Later she asked me for parent coaching for that situation. What I worked out with her has worked so well, she shares it often when others complain about simlar expereinces.
We began by assuming some intentions:
The right to parent your child is sacred between that child and their own parents.
By sending a child over to another household, you include that parent in your authority equation.
Having a plan within your own house makes it very simple and clear when parenting a visiting child.
You want them to have fun, learn and keep the agreements, but not walk all over you.
Any retelling of interactions must seems logical and reasonable yet not pass judgement on the child’s home base.
Step One-Before Parenting Moment: Declare
When the child arrives, you state the basic agreement you need to have. In this case it was, “Hey Garrett, nice to see you. While you are playing we have an agreement in our family to Listen the first time. Can you do that while you are here?” Garrett agrees. “OK, if you forget, I’ll remind you once that you made the agreement and you can choose what to do next. If you don’t keep the agreement, you can go play at home and come back another day. Got it?” He does.
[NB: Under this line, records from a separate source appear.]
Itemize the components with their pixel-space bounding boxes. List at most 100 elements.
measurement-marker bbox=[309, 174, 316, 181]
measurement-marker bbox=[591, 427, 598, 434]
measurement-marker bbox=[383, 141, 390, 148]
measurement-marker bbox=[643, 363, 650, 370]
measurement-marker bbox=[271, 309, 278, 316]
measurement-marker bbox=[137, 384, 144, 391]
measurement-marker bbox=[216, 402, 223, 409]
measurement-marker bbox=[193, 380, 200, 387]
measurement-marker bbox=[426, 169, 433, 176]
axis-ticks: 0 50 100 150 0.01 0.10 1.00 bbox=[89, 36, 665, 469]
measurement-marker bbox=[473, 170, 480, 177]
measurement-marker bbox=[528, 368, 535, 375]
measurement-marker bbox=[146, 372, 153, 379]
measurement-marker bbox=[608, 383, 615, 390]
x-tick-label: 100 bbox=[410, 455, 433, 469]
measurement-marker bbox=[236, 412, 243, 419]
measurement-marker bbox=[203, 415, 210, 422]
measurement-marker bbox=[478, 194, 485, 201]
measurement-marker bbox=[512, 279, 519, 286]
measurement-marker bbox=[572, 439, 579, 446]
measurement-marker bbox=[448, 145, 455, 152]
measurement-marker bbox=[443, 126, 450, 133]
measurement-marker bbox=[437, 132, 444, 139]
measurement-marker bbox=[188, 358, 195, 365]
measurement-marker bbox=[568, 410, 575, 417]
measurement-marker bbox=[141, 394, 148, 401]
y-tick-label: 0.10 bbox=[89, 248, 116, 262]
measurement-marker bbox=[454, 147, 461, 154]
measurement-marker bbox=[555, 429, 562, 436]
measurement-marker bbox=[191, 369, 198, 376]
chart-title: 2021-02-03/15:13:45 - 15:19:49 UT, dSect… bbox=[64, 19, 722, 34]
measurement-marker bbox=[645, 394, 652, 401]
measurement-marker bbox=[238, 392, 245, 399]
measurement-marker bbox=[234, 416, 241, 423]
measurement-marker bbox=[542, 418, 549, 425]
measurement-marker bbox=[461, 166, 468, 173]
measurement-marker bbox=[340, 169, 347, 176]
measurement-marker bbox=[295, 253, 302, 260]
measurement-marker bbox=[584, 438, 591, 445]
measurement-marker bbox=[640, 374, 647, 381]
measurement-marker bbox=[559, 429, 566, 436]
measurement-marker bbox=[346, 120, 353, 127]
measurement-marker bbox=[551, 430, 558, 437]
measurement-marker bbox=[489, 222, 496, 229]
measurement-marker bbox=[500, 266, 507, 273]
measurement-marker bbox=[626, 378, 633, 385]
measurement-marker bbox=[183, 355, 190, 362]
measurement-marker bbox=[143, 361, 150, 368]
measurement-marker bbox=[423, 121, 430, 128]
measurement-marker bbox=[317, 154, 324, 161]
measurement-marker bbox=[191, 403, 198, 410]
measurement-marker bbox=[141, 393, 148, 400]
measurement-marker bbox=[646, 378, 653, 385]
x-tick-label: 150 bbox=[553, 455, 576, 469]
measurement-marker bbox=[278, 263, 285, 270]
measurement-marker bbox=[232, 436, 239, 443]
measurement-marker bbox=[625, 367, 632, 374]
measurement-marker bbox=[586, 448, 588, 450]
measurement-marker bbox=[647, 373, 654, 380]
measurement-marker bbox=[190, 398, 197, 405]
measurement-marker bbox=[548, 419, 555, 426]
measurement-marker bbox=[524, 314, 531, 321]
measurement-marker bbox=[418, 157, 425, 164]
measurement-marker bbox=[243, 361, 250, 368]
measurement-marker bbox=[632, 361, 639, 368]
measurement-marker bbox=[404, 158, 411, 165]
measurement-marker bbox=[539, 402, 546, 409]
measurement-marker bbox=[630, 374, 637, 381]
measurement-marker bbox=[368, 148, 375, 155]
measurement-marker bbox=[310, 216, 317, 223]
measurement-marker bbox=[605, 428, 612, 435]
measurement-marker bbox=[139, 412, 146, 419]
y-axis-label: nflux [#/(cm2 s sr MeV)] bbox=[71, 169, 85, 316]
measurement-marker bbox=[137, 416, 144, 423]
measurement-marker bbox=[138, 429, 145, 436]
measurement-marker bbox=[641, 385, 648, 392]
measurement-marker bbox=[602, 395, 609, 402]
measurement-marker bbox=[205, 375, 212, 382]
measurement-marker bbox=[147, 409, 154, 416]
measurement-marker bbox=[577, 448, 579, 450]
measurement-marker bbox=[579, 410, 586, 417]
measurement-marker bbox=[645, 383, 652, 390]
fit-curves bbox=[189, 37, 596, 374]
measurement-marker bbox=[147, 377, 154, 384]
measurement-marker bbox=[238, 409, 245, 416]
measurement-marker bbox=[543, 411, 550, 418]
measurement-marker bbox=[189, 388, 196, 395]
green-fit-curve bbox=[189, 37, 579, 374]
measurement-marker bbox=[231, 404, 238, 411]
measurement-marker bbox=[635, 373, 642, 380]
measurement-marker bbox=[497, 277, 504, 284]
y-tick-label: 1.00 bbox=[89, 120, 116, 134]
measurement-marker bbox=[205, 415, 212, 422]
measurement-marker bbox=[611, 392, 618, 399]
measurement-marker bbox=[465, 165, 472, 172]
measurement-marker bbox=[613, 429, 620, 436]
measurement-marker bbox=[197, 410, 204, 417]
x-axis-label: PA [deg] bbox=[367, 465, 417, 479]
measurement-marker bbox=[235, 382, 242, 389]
Step Two- During Parenting Moment: Act
When the parent sees the need to use their authority as a Demand. Garrett either keeps the agreement and gets praised for remembering (Hey Garrett, great job remembering the, listen the first time agreement!) or doesn’t. Let’s say the same scenario happens:
“Keep that toy inside, please.”
“Why?”
“Choose to keep it inside or not. Then we will discuss why if you like.”
OR
(Garrett, remember that agreement about listening? This would be what I was talking about, what do you choose?)
Notice that the Why? is more of a diversion to buy time and avoid that he was told to do something.
Step Three-After Parenting Moment: Consistency
If Garrett choose to listen he is free to play.
If he takes the toy out or continues to haggle, “Garrett, it was nice to see you today. You can come back another day. Bye now!”
Can you imagine that when he goes home there is no worry that he will turn the story around to make you look incompetent? You can easily explain the steps you took to his parent. Impressive. The best outcome is that on the next visit, you will be listened to the first time, since his experience is that you do what you say.
Here’s the best part, in managing this moment with a child she was not emotionally attached to, my sister saw that her own children were getting away with asking Why? of a demand instead of choosing their behavior. She immediately began to respond newly to this with awesome results. If you are too close emotionally to figure your way out of a Parenting Moment, switch kids with a friend and try out some new skills. You will get a whole new perspective on your family!